INVEGA® (paliperidone) Extended-Release Tablets, the oral formulation of paliperidone, was first approved in 2006 in the U.S. for the acute treatment of schizophrenia. In March 2007, INVEGA was approved for the maintenance treatment of schizophrenia in the U.S. It was also approved for the treatment of schizophrenia in the European Union in June 2007.

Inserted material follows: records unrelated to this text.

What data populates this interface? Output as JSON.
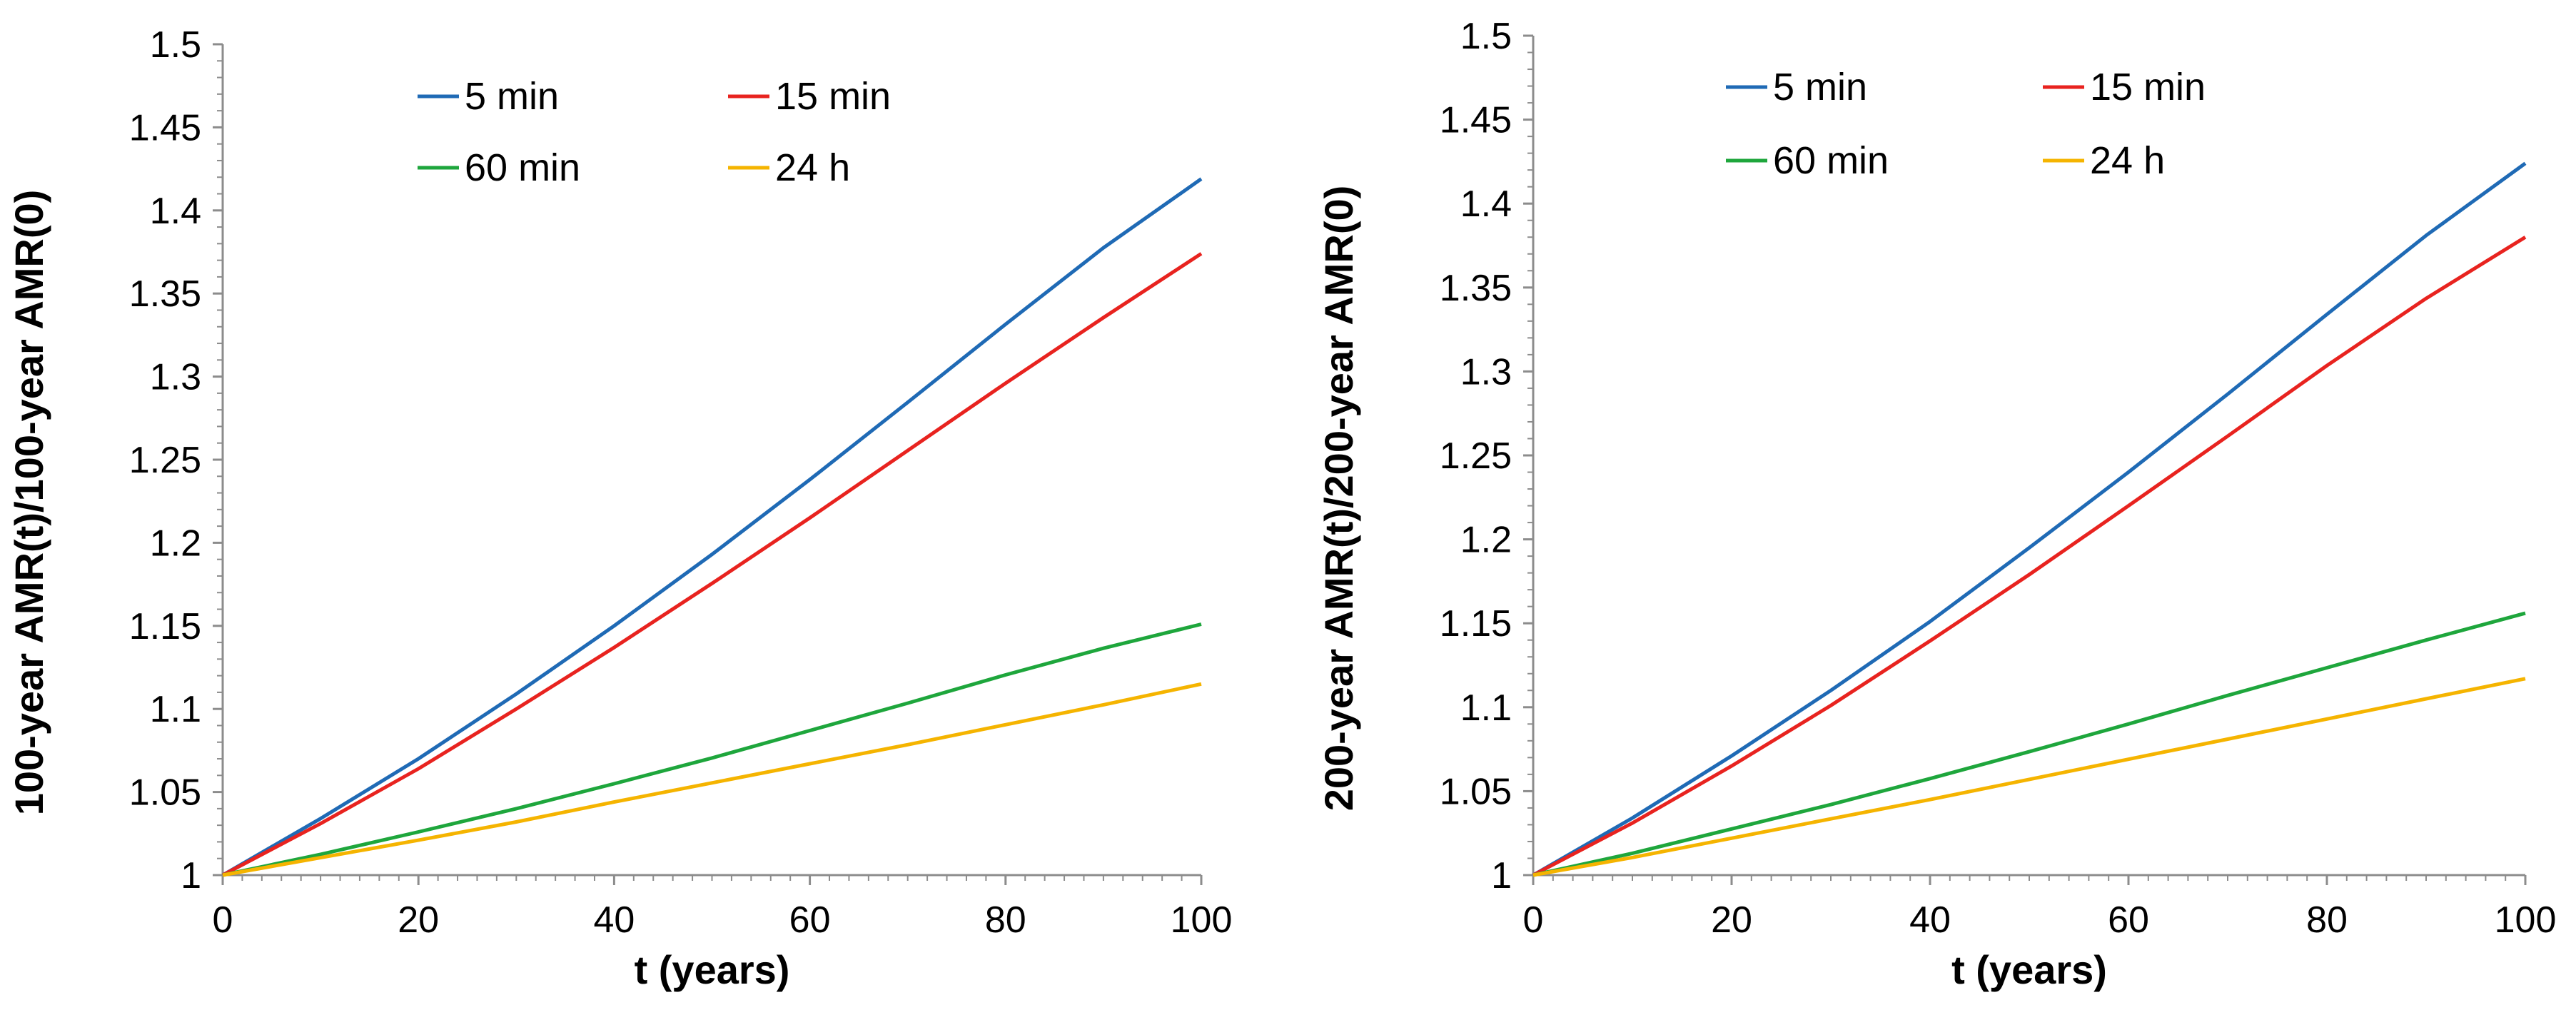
{
  "chart_data": [
    {
      "type": "line",
      "title": "",
      "xlabel": "t (years)",
      "ylabel": "100-year AMR(t)/100-year AMR(0)",
      "xlim": [
        0,
        100
      ],
      "ylim": [
        1,
        1.5
      ],
      "x_ticks": [
        "0",
        "20",
        "40",
        "60",
        "80",
        "100"
      ],
      "y_ticks": [
        "1",
        "1.05",
        "1.1",
        "1.15",
        "1.2",
        "1.25",
        "1.3",
        "1.35",
        "1.4",
        "1.45",
        "1.5"
      ],
      "grid": false,
      "legend_position": "top-center",
      "x": [
        0,
        10,
        20,
        30,
        40,
        50,
        60,
        70,
        80,
        90,
        100
      ],
      "series": [
        {
          "name": "5 min",
          "color": "#1f6ab5",
          "values": [
            1,
            1.034,
            1.07,
            1.109,
            1.15,
            1.193,
            1.238,
            1.2845,
            1.3315,
            1.3775,
            1.419
          ]
        },
        {
          "name": "15 min",
          "color": "#e8231f",
          "values": [
            1,
            1.031,
            1.064,
            1.1,
            1.137,
            1.1755,
            1.215,
            1.2555,
            1.296,
            1.3355,
            1.374
          ]
        },
        {
          "name": "60 min",
          "color": "#1ea63c",
          "values": [
            1,
            1.0125,
            1.026,
            1.04,
            1.055,
            1.0705,
            1.087,
            1.1035,
            1.1205,
            1.1365,
            1.151
          ]
        },
        {
          "name": "24 h",
          "color": "#f5b400",
          "values": [
            1,
            1.0105,
            1.021,
            1.032,
            1.044,
            1.0555,
            1.067,
            1.0785,
            1.0905,
            1.1025,
            1.115
          ]
        }
      ]
    },
    {
      "type": "line",
      "title": "",
      "xlabel": "t (years)",
      "ylabel": "200-year AMR(t)/200-year AMR(0)",
      "xlim": [
        0,
        100
      ],
      "ylim": [
        1,
        1.5
      ],
      "x_ticks": [
        "0",
        "20",
        "40",
        "60",
        "80",
        "100"
      ],
      "y_ticks": [
        "1",
        "1.05",
        "1.1",
        "1.15",
        "1.2",
        "1.25",
        "1.3",
        "1.35",
        "1.4",
        "1.45",
        "1.5"
      ],
      "grid": false,
      "legend_position": "top-center",
      "x": [
        0,
        10,
        20,
        30,
        40,
        50,
        60,
        70,
        80,
        90,
        100
      ],
      "series": [
        {
          "name": "5 min",
          "color": "#1f6ab5",
          "values": [
            1,
            1.034,
            1.071,
            1.11,
            1.151,
            1.195,
            1.24,
            1.2865,
            1.334,
            1.381,
            1.424
          ]
        },
        {
          "name": "15 min",
          "color": "#e8231f",
          "values": [
            1,
            1.031,
            1.065,
            1.101,
            1.1395,
            1.179,
            1.22,
            1.2615,
            1.3035,
            1.3435,
            1.38
          ]
        },
        {
          "name": "60 min",
          "color": "#1ea63c",
          "values": [
            1,
            1.013,
            1.0275,
            1.042,
            1.0575,
            1.0735,
            1.09,
            1.107,
            1.1235,
            1.14,
            1.156
          ]
        },
        {
          "name": "24 h",
          "color": "#f5b400",
          "values": [
            1,
            1.0105,
            1.022,
            1.0335,
            1.045,
            1.057,
            1.069,
            1.081,
            1.093,
            1.105,
            1.117
          ]
        }
      ]
    }
  ]
}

Worldwide, it is estimated that one person in every 100 develops schizophrenia, one of the most serious types of mental illness4. An estimated 2.4 million Americans have schizophrenia, with men and women affected equally5. The disease is marked by positive symptoms (hallucinations and delusions) and negative symptoms (depression, blunted emotions, and social withdrawal), as well by disorganized thinking, speech and behavior.

The study was sponsored by Johnson & Johnson Pharmaceutical Research and Development, L.L.C. (J&JPRD). Once approved, Janssen, Division of Ortho-McNeil-Janssen Pharmaceuticals, Inc. will market paliperidone palmitate in the U.S.

* Professor Wolfgang Fleischhacker has been a consultant, served on advisory boards and received research grants from J&JPRD and Janssen, Division of Ortho-McNeil-Janssen Pharmaceuticals, Inc.